Contrairement aux négociations des actions du projet BEPS, l'élaboration de l'instrument multilatéral s'est opérée dans le cadre de négociations intergouvernementales non soumises à consultations publiques.

Elles ont abouti le 24 novembre 2016 avec l'adoption du texte de la convention multilatérale et de la note explicative précisant ses dispositions par les membres du groupe ad hoc .

2. ... s'étant conclu par la signature de la convention multilatérale le 7 juin 2017

Le 7 juin 2017 à Paris, 67 États couvrant 68 territoires 14 ( * ) , dont la France, ont signé la convention multilatérale pour la mise en oeuvre des mesures relatives aux conventions fiscales pour prévenir l'érosion de la base d'imposition et le transfert de bénéfices. La convention reste par ailleurs ouverte à la signature .

Selon les déclarations à cette occasion du secrétaire général de l'OCDE Angel Gurria, « l'adoption de cet instrument multilatéral marque un nouveau tournant dans l'histoire des traités fiscaux. Nous avançons vers la mise en oeuvre rapide des réformes profondes convenues dans le cadre du projet BEPS dans plus de 1 100 conventions fiscales à travers le monde. Outre le fait de libérer les signataires du fardeau de la renégociation bilatérale de ces conventions, l'instrument multilatéral donnera plus de certitude et de prévisibilité aux entreprises et rendra le système fiscal international plus efficace, au bénéfice de nos citoyens » 15 ( * ) .

Au 22 mars 2018, 78 États et territoires l'ont signée 16 ( * ) (voir carte ci-après), et cinq d'entre eux ont déposé leur instrument de ratification auprès du secrétariat général de l'OCDE 17 ( * ) , permettant une entrée en vigueur de l'instrument multilatéral à partir du 1 er juillet 2018 . En effet, conformément à son article 4, l'entrée en vigueur de la convention intervient le premier jour du mois qui suit l'expiration d'une période de trois mois après la date de dépôt du cinquième instrument de ratification, d'acceptation ou d'approbation.

Carte des États et territoires ayant signé la convention multilatérale

du 7 juin 2017 au 22 mars 2018

NB : Sont représentées en gris foncé les juridictions ayant signé la convention multilatérale.

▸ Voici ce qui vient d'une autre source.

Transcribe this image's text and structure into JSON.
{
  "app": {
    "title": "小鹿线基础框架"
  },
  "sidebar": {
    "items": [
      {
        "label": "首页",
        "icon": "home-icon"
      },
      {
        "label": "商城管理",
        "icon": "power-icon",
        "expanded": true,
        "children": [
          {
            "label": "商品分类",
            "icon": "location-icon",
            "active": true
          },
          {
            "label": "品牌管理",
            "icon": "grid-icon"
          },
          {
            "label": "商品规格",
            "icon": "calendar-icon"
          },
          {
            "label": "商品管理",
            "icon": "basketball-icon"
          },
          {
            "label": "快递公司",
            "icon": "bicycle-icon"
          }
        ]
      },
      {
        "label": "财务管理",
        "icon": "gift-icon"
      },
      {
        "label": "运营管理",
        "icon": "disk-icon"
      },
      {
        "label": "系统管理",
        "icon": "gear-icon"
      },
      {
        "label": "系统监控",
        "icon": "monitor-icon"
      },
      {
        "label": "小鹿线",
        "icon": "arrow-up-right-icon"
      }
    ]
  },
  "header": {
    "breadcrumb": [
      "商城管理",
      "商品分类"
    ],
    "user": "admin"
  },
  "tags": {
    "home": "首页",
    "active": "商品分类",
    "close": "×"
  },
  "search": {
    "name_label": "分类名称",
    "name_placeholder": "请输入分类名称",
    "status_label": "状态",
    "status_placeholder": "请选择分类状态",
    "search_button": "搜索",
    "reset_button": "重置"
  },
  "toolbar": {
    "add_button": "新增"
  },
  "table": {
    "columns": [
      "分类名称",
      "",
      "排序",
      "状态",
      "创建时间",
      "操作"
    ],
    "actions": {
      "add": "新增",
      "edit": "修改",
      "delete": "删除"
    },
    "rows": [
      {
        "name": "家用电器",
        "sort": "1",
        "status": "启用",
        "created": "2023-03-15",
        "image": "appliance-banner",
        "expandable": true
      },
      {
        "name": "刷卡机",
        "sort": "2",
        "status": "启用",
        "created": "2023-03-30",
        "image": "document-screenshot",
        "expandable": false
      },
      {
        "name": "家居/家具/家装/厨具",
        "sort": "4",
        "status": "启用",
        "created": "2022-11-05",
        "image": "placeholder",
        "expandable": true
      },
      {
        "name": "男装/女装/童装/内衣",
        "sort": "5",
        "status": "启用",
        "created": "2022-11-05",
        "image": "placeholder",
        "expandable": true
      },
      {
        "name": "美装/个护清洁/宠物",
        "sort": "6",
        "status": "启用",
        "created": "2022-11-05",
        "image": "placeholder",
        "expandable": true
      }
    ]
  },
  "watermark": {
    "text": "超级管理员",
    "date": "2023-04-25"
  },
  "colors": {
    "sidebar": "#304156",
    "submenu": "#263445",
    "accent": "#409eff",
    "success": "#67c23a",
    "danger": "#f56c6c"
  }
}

Source : commission des finances du Sénat, à partir des données de l'OCDE

La liste des signataires reflète la forte implication de l'Union européenne , puisqu'à l'exception de l'Estonie 18 ( * ) , l'ensemble des États membres y figurent. De même, sauf le Brésil, les principaux émergents sont parties à la convention multilatérale.

En revanche, les États-Unis ont fait le choix de ne pas signer l'instrument multilatéral. Robert Stack, ancien membre du Trésor américain, justifie ce choix par « le fait que sa ratification aurait nécessité une mobilisation de ressources trop importante eu égard aux résultats potentiels, dans la mesure où selon le Trésor américain les conventions fiscales bilatérales des États-Unis comprennent déjà les normes minimales et présentent un faible degré d'exposition aux effets BEPS » 19 ( * ) .

Pascal Saint-Amans partage ces considérations, en indiquant que l'absence des États-Unis ne remet pas en cause la portée de l'accord : « les États-Unis, à la différence de la France, ont un réseau conventionnel robuste et par construction protégé du treaty shopping [et] les États-Unis n'ont pas conclu de convention [fiscale] avec des juridictions très attractives n'ayant pas de fiscalité » 20 ( * ) .

II. LE TEXTE : UN PROJET DE LOI AUTORISANT LA RATIFICATION D'UN INSTRUMENT INÉDIT PAR SON CONTENU ET SES MODALITÉS

Le présent projet de loi comporte un article unique autorisant la ratification de la convention multilatérale pour la mise en oeuvre des mesures relatives aux conventions fiscales pour prévenir l'érosion de la base d'imposition et le transfert de bénéfices .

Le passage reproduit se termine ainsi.